St Sophia's Orthodox Church, London

St Sophia’s Orthodox Church, London

 

This summer I attended my first Orthodox funeral – in St Sophia’s Church, Moscow Road, Bayswater, London, UK.

 

The coffin rested front and centre. The Priest – one of about three employed full time by the Church in London – moved and prayed around it.

 

An icon was placed on it, which the congregation was invited to queue up and kiss.

 

The liturgy was Greek to me. But it was clearly invariant.

 

It made no specific reference to the dead person, who will remain likewise unnamed here. The funeral was completely uncustomised.

 

So I was reminded of why I nearly wanted to marry my (Greek) husband in an Orthodox Church – that our service could not be customised.

 

No matter when in history we were marrying (after a certain misty Byzantine point), or what my estate, or what his, or what our tastes in music, flowers or vows, marriage would be done to us as it has been and will be done to all others.

 

Which is, after all, a large part of the marriage’s point – entrance into likeness with all other married people.

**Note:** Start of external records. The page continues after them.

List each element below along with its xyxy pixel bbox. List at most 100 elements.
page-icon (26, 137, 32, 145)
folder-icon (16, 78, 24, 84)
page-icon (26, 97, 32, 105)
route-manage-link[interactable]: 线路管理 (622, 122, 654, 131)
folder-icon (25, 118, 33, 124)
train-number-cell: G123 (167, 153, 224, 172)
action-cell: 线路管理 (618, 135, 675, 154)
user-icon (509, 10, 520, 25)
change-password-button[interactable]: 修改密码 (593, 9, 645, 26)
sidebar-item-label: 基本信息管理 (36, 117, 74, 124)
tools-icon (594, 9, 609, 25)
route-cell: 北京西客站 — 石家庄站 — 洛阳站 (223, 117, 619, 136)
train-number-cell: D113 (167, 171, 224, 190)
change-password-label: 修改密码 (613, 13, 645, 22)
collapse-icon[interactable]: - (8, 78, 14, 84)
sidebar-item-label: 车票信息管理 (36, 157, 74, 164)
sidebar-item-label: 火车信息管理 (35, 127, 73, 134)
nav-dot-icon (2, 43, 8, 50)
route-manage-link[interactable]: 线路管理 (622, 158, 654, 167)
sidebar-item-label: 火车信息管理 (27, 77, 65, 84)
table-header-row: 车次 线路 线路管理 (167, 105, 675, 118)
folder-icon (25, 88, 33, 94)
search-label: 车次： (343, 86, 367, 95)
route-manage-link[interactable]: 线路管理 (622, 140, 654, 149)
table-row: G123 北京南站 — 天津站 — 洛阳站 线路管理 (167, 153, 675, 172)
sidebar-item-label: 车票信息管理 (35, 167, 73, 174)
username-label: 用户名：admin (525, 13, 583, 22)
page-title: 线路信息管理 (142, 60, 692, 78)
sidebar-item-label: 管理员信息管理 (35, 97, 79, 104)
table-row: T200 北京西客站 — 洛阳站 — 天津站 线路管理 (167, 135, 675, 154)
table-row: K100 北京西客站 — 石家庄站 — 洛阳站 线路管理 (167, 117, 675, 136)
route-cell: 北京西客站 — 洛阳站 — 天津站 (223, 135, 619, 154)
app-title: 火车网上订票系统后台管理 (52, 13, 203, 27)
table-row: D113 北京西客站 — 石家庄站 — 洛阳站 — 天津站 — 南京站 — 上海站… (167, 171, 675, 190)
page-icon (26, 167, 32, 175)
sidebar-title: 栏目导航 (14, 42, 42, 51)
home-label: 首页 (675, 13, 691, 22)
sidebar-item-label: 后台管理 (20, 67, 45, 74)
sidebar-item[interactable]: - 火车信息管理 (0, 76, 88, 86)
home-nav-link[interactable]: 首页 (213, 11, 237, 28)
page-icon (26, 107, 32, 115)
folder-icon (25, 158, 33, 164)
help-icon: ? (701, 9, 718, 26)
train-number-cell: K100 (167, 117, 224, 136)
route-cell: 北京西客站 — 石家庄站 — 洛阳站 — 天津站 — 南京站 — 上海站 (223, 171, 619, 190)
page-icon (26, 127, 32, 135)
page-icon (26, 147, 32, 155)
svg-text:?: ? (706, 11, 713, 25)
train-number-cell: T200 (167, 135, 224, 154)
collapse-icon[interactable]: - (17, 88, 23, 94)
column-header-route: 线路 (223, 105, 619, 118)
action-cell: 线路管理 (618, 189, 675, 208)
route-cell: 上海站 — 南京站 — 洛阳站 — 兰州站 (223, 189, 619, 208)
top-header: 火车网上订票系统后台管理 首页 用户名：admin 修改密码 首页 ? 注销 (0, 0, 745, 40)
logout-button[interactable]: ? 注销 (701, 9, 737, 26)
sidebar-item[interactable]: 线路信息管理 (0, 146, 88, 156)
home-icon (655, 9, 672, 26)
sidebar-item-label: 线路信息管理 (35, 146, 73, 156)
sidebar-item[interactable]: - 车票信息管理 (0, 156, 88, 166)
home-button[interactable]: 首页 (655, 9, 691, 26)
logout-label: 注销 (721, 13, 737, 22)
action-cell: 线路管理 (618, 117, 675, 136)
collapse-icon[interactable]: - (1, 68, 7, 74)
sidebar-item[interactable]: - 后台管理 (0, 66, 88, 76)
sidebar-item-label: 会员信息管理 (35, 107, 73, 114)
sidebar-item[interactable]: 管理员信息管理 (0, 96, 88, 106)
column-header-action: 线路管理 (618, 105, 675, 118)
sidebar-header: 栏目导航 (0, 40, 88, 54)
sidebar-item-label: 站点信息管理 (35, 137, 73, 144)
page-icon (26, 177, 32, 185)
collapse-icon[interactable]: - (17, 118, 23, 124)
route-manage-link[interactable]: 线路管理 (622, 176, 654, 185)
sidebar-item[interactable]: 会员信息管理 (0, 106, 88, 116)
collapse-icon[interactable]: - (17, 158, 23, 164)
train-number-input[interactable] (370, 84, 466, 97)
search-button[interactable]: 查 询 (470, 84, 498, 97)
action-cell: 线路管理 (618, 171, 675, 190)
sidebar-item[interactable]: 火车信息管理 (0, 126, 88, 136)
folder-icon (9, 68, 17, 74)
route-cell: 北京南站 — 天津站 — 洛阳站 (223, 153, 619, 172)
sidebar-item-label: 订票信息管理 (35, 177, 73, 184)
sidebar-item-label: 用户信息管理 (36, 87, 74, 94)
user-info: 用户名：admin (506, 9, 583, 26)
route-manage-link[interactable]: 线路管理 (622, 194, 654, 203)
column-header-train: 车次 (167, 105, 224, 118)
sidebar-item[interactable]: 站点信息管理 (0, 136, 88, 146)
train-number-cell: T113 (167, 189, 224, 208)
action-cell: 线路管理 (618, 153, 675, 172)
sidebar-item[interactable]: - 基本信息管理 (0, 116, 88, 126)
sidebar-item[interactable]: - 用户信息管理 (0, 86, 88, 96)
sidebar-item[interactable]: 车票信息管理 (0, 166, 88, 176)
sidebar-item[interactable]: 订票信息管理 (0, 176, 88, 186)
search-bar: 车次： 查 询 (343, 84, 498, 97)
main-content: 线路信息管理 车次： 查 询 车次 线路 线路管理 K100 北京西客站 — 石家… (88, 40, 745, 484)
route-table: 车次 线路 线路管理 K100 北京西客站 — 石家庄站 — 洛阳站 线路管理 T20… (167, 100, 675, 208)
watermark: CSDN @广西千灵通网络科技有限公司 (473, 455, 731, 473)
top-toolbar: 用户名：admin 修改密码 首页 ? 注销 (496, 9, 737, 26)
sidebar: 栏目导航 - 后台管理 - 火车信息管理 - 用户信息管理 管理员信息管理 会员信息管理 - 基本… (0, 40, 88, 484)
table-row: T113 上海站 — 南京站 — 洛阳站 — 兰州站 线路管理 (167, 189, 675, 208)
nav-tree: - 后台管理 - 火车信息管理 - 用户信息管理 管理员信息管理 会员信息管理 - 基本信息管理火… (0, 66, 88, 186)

If a couple prizes its individuality above all, then why would its partners marry?

 

But – balance in all things … we chose a German Protestant Church wedding, which we customised as little as the Church would let us get away with.

 

Uniformity strikes me as even more valuable at a funeral, death indeed being a leveller – of rich and poor, young and old, poor in spirit and rich in spirit. In the generic Orthodox requiem, the magnificent egalitarianism of Christianity is made spectacularly – and comfortingly – manifest.